Why is Apple gaining on Microsoft so fast?

Apple seems to find growth opportunities easily, while Microsoft struggles with increasing competition and market saturation issues. Analysts rewarded Apple with its market leading innovation by projecting 5 year earnings growth of nearly 20%.

On the other hand, Microsoft earnings growth is projected at only 11%, even in the midst of a new platform release and 1-year xbox 360 console anniversary. The performance of Vista will dictate how Microsoft competes with Apple for the next 5 years as computer users choose which operating system they like the best.

Of course, growth is only a part of the pie. Healthy margins are another key indicator of stock health.

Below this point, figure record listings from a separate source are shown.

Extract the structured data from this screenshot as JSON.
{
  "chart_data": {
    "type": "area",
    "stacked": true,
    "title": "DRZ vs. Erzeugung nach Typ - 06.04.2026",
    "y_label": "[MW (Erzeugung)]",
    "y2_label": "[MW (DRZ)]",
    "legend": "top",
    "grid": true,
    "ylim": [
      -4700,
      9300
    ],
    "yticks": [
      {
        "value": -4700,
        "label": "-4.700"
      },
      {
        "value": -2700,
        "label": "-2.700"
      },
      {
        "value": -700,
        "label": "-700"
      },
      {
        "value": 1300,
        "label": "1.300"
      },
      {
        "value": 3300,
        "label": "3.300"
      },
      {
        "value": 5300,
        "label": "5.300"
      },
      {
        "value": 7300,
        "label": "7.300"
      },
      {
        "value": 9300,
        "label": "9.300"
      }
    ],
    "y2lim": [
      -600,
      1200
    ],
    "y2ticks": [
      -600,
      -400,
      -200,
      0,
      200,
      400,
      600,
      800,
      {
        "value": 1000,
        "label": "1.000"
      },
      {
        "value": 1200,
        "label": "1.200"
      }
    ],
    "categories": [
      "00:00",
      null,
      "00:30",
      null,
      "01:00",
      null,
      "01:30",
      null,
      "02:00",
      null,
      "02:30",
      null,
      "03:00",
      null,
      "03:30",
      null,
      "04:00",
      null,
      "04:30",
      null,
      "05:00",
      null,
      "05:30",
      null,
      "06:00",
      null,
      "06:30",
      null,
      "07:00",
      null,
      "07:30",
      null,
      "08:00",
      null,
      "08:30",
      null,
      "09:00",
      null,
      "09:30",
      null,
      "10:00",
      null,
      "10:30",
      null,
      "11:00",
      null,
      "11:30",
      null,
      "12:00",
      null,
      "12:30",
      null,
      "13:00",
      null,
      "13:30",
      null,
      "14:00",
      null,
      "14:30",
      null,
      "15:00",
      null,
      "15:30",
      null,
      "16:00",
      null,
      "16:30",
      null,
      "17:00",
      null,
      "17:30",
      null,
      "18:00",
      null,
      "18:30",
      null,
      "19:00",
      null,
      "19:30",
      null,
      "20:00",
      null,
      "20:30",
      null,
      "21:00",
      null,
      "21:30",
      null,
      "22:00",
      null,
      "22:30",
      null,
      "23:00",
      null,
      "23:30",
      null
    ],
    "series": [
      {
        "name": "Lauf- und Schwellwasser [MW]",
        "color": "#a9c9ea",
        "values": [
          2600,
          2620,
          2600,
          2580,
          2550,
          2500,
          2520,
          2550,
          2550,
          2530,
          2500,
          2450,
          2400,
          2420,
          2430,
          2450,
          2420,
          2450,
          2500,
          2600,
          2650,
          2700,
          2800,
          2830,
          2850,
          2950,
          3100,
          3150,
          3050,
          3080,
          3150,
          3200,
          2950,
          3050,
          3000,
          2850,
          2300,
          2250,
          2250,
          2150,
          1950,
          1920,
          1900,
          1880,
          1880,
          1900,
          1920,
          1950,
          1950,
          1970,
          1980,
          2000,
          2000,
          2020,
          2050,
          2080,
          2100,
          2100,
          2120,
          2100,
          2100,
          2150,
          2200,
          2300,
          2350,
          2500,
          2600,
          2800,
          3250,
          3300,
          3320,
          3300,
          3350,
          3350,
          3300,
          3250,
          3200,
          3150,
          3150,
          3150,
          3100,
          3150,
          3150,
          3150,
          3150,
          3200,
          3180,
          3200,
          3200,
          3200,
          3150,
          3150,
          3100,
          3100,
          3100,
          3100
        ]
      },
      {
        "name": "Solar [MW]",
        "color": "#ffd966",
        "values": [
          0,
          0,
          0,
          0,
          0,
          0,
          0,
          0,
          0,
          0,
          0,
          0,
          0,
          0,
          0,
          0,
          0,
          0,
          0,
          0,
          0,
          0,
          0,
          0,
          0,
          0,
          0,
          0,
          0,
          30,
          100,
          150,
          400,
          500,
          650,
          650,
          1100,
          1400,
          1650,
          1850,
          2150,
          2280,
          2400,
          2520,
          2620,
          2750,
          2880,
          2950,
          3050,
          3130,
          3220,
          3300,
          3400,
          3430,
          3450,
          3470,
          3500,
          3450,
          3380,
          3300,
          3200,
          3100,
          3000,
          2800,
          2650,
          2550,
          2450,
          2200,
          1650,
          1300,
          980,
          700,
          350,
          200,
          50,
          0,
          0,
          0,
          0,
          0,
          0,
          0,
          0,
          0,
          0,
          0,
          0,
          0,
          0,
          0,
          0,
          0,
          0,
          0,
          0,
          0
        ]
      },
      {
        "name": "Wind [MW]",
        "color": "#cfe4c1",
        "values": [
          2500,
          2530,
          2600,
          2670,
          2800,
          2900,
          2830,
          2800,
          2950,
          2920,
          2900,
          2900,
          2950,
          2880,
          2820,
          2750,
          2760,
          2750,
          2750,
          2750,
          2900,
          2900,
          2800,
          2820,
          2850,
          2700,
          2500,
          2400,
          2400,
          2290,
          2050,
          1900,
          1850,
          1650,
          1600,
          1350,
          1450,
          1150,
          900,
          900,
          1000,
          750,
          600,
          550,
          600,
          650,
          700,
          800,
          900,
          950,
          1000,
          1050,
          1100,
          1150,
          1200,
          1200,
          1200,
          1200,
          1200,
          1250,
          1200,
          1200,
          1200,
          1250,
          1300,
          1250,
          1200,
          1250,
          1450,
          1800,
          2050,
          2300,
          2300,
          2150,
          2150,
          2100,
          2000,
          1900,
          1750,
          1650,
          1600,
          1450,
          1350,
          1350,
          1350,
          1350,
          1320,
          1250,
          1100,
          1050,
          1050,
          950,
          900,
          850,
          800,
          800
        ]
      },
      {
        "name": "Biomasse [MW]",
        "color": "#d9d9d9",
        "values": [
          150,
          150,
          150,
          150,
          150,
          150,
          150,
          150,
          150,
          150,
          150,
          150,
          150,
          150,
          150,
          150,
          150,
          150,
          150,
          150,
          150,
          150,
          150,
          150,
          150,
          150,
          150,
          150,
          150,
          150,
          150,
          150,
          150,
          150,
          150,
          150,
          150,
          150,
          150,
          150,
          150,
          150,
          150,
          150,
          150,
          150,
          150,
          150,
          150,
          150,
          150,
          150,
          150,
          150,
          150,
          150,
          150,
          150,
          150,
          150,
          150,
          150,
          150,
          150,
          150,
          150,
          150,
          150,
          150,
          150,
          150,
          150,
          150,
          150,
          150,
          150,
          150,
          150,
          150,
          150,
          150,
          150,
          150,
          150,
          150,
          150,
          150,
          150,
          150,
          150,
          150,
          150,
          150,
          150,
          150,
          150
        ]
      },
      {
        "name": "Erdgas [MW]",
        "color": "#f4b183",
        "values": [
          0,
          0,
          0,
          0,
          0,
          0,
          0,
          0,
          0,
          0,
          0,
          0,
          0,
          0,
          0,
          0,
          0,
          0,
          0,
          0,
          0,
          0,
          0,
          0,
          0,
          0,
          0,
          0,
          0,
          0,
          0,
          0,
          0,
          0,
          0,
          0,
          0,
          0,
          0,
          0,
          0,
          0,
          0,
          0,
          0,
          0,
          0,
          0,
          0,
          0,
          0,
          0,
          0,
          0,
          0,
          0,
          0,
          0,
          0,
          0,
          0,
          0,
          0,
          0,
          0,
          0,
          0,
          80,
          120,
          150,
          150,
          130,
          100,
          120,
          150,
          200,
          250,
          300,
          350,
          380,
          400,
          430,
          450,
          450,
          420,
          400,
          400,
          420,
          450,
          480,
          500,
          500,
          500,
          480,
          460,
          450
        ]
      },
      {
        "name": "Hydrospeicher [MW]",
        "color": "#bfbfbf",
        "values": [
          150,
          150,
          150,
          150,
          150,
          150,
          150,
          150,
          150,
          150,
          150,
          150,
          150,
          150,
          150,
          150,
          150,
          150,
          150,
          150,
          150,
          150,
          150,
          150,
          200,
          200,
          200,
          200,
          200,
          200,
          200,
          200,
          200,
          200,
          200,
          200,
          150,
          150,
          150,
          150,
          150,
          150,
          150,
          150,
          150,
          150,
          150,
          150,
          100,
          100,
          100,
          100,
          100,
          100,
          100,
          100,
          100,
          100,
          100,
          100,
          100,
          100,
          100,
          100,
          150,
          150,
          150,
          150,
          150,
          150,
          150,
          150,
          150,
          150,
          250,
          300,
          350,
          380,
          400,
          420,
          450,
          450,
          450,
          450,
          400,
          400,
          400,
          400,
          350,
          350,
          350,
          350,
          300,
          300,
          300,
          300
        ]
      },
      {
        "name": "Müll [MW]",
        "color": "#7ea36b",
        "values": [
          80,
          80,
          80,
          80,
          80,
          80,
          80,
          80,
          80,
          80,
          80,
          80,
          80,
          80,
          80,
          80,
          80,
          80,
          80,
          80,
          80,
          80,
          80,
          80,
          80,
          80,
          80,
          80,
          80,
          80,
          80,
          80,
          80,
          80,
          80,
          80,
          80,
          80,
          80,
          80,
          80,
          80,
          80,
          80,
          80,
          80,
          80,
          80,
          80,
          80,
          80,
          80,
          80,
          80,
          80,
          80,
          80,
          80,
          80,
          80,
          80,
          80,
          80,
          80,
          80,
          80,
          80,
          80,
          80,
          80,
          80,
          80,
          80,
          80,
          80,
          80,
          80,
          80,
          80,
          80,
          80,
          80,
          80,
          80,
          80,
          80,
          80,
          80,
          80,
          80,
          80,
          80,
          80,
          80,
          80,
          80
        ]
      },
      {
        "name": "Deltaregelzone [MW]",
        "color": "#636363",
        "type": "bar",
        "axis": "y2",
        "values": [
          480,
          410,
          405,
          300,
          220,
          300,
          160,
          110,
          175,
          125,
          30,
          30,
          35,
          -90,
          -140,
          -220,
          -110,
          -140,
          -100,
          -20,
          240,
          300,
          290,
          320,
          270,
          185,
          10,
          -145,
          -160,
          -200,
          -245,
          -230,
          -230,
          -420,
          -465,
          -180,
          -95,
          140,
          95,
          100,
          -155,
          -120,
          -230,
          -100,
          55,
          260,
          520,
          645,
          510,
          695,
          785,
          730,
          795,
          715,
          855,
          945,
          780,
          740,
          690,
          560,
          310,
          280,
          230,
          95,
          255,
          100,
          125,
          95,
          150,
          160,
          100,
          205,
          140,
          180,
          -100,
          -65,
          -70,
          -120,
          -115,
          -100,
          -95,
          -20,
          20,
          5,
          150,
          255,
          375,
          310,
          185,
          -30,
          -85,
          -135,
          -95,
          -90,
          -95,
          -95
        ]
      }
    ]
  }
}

Profit Margins: MSFT vs. APPL

Microsoft maintains some of the best gross margins in the business, standing at 86% annualized. No wonder Bill Gates’ fortune eclipsed $40 billion dollars, his business grossed 86 cents of every dollar earned from revenue, an incredible feat of immense proportion.

Apple achieves 29% gross margins, which is still a solid ratio, but how on earth can Apple compete with Microsoft’s PC dominance? Microsoft keeps a lot of hands away from their profits, and efficiently maximizes earnings potential. Maybe Apple should take notes from the developers over at Microsoft.

The Winner: Microsoft (MSFT)

Microsoft exhibits strong operating margins, long standing management success, and a healthy business model. Once a growth stock, Microsoft has evolved into a solid value stock pick.

Apple needs to improve their margins and increase sales volume before investors can become serious about long-term investment prospects.